Prison is a last Resort in Denmark
The Danish justice system is based on rehabilitation rather than punishment. Writing in The New Statesman (September 4, 2006) Nick Pearce reported that Denmark “does all it can to keep people out of jail, and once there, to prepare them for life back in the community. Its sentences are short, but its re-offending rates far lower. In Denmark, prison appears to work for the right reasons.”
In his 2005 book, “Prisons and Prison Systems,” Michael P. Roth writes that Denmark’s modern penal code can be traced back to 1930, when corporal and capital punishment were abolished, as well imprisonment at hard labour.”
The average Danish prison sentence is just 6.2 months, with just two percent of Danish prisoners spending more than two years in jail.
Life in Ringe State Prison
On an island called Funen in the central part of Denmark is the Ringe State Prison. This is where Danes who have committed serious crimes such as murder and armed robbery are sent.”
In a monograph “After Prison: The Case for Offender Reintegration” published online by the Institute for Security Studies, Ringe is described as having “as its first priority the preparation of inmates to live as normal members of society after their release. There are no bars or armoured glass, although it is a closed maximum security prison surrounded by an inconspicuous enclosing wall and equipped with a sophisticated video surveillance system.”

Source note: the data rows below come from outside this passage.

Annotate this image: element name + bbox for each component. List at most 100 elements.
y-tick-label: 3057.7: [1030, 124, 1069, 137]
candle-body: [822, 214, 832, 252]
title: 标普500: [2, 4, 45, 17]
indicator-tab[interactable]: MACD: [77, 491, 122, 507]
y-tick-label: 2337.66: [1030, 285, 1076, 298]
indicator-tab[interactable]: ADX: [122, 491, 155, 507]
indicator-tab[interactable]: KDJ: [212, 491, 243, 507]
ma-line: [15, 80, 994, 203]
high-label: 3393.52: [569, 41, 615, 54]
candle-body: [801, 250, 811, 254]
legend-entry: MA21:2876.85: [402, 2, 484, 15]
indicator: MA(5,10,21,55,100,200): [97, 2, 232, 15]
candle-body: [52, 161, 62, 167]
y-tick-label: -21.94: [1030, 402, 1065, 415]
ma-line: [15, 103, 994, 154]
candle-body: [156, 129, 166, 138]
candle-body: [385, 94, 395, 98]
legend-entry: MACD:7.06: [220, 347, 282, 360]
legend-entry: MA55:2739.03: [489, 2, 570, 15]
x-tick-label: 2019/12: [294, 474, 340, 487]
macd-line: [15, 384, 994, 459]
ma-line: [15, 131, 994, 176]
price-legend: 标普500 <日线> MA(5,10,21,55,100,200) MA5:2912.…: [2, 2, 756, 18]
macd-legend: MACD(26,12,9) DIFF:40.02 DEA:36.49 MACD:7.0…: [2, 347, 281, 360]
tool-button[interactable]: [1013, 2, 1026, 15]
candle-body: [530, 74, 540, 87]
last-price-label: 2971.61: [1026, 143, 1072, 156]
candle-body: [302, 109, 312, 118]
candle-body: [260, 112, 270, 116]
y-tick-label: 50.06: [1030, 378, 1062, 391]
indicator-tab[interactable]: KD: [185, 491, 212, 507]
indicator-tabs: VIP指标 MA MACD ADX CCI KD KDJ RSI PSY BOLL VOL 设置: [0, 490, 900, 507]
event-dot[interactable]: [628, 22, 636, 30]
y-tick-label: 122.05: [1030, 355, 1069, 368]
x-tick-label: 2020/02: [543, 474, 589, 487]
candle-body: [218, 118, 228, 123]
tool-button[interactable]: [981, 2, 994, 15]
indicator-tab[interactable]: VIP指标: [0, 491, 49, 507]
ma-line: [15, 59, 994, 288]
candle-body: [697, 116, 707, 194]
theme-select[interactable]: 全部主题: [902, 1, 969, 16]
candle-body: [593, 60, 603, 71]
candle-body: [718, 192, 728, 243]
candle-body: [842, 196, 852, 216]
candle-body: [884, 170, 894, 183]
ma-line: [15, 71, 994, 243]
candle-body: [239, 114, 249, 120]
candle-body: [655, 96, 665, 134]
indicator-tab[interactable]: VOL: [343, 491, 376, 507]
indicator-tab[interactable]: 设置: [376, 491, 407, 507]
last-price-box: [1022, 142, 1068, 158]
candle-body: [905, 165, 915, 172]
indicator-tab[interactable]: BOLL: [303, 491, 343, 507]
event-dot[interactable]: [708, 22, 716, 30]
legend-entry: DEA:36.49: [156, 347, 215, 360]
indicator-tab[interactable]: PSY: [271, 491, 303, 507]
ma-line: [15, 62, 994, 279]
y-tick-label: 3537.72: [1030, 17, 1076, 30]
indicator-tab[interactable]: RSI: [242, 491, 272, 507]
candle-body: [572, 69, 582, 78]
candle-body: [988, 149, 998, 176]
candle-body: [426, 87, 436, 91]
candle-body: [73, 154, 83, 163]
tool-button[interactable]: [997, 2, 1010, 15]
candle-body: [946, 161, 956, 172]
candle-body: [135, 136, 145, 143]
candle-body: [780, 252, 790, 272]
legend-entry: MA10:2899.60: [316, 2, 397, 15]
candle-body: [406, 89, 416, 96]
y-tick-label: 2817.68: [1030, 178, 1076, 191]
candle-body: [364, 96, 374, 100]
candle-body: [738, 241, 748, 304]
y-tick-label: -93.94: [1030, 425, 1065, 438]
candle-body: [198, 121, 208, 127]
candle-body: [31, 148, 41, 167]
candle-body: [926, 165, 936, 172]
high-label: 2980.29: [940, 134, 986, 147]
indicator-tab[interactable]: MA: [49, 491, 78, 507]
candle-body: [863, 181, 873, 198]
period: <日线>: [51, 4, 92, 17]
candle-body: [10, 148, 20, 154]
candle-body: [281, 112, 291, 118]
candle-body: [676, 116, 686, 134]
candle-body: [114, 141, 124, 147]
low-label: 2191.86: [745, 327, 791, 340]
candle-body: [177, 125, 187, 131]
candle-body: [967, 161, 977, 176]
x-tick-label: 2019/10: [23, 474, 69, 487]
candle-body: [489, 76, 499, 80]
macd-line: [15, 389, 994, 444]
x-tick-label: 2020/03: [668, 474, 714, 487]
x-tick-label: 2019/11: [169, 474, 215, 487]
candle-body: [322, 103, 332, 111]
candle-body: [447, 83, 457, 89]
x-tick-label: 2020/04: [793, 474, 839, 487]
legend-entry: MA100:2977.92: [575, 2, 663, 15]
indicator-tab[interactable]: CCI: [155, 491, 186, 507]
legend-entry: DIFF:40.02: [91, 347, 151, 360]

Nick Pearce, who visited the prison, wrote that, “Prisoners live in small units with communal kitchens…Ringe is a mixed-sex prison and married couples live in a special wing. Children can live with their parents in prison until the age of three. Sex between inmates is permitted if wardens are convinced that the relationship is serious.”
Does Denmark’s Justice System Work?
The hardliners of the lock-‘em-up-and-throw-away-the-key school scoff at Denmark’s lenient approach to criminal justice. However, it seems to work. On July 2, 2003 Dan Damon reported for BBC News that, “While 55 percent of British prisoners will re-offend and come back to jail, in Denmark the re-offending rate is just 27 percent.”